Hungary continued to rage against Austria for the Austrian response to the refugee crisis.  At one point in February 1957 the Hungarian government labeled the area around the Austrian legation a Military Restricted area, cordoned off  100 meters and stationed police officers around who arrested every Hungarian who came out of the Embassy and subjected them to interrogation. Bilateral relations between the two nations were at an all-time low.

In the end, most of the refugees had been sent to new homes by the summer of 1957 – with the United States taking more than 38,000 and over 11,000 staying in Austria.  Although the Hungarian government had loudly accused the Austrians of refusing to let Hungarians who wished to return home to do so, according to the UN 18,200 Hungarians returned home.  Although the Hungarian government had declared that an amnesty was in effect, many of the returnees were identified as insurgents in photos, put on trial, and some were executed.

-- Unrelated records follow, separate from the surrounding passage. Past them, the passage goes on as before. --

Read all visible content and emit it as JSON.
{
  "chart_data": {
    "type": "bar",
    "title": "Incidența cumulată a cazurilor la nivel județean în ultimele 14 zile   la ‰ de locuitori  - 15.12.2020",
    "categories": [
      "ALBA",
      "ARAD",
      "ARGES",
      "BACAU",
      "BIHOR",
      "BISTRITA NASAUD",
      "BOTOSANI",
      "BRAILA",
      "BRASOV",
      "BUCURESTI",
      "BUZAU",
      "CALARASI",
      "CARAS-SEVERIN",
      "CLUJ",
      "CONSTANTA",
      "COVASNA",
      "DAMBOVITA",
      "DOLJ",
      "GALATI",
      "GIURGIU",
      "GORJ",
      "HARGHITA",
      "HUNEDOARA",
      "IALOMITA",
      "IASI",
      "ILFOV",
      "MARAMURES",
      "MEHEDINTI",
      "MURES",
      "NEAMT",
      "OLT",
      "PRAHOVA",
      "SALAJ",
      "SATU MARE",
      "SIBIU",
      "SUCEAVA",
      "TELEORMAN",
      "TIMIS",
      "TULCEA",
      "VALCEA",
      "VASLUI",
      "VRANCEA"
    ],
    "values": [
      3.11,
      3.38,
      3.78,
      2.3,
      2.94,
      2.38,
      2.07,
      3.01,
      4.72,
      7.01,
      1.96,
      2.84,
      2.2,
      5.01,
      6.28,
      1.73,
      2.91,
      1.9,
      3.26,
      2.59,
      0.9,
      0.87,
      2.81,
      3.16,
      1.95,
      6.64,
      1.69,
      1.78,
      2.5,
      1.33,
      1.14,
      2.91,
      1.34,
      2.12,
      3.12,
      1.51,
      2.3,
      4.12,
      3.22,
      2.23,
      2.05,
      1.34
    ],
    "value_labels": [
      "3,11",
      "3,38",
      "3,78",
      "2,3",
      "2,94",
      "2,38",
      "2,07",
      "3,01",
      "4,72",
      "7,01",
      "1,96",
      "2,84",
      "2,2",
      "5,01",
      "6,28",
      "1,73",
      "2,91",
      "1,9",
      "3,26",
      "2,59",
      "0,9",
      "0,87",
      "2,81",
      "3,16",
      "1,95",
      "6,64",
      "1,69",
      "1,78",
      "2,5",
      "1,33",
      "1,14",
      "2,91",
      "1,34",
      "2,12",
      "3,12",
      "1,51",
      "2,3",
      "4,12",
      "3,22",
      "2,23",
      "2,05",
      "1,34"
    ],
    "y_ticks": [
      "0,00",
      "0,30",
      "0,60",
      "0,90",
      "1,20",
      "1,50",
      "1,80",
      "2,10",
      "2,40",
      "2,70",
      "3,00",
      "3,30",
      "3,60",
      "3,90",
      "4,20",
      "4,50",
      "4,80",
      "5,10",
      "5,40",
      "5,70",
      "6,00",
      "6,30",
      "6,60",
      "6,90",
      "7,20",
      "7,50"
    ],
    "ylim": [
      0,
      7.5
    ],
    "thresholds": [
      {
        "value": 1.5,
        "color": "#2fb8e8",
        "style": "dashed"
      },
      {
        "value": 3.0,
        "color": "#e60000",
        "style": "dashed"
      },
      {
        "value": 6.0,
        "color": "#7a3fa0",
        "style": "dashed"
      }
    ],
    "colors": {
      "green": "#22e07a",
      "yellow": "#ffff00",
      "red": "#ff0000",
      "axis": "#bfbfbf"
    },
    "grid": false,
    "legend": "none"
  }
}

The world’s quick and welcoming response to the refugee crisis was due in no small part to the fact that the Hungarian Revolution of 1956 was the first international crisis to appear on television.  As well, much of the world was carrying feelings of guilt for not doing more to help those fighting and the reports of the fates of those insurgents who stayed in Hungary were horrifying those who heard them.  The world was finally deciding it needed to step up and help and it should have helped much sooner, as John F. Kennedy would say in a speech in New York one year after the Hungarian Revolution began

This is October 23, 1957 – the first anniversary of a day that shook the world – a day that will forever live in the annals of free men and free nations – a day of courage and of conscience and of triumph. No other day since nations were first instituted among men has shown more conclusively, to oppressed and oppressor alike, the utter, inevitable futility of despotic rule. No other day has shown more clearly the eternal unquenchability of man’s desire to be free, whatever the odds against success, whatever the sacrifice required of him.

But October 23, 1956 shall also be permanently etched in man’s history of man as a day of judgment – and of failure. For on that grim and tragic day, and all through the bloody, perilous days that followed, we in the West were unprepared to act effectively, unwilling to act decisively, unable to act with unity. To those who sought help and revolution, we offered only hope and resolutions. To those who begged with urgent hearts and eloquent tongues for deeds to match our words, for actions to match our promises, we offered only the cruel disillusionment of “all assistance short of help.” There were, to be sure, those among us who asked with passionate interest: What can we do? But we knew not what to do.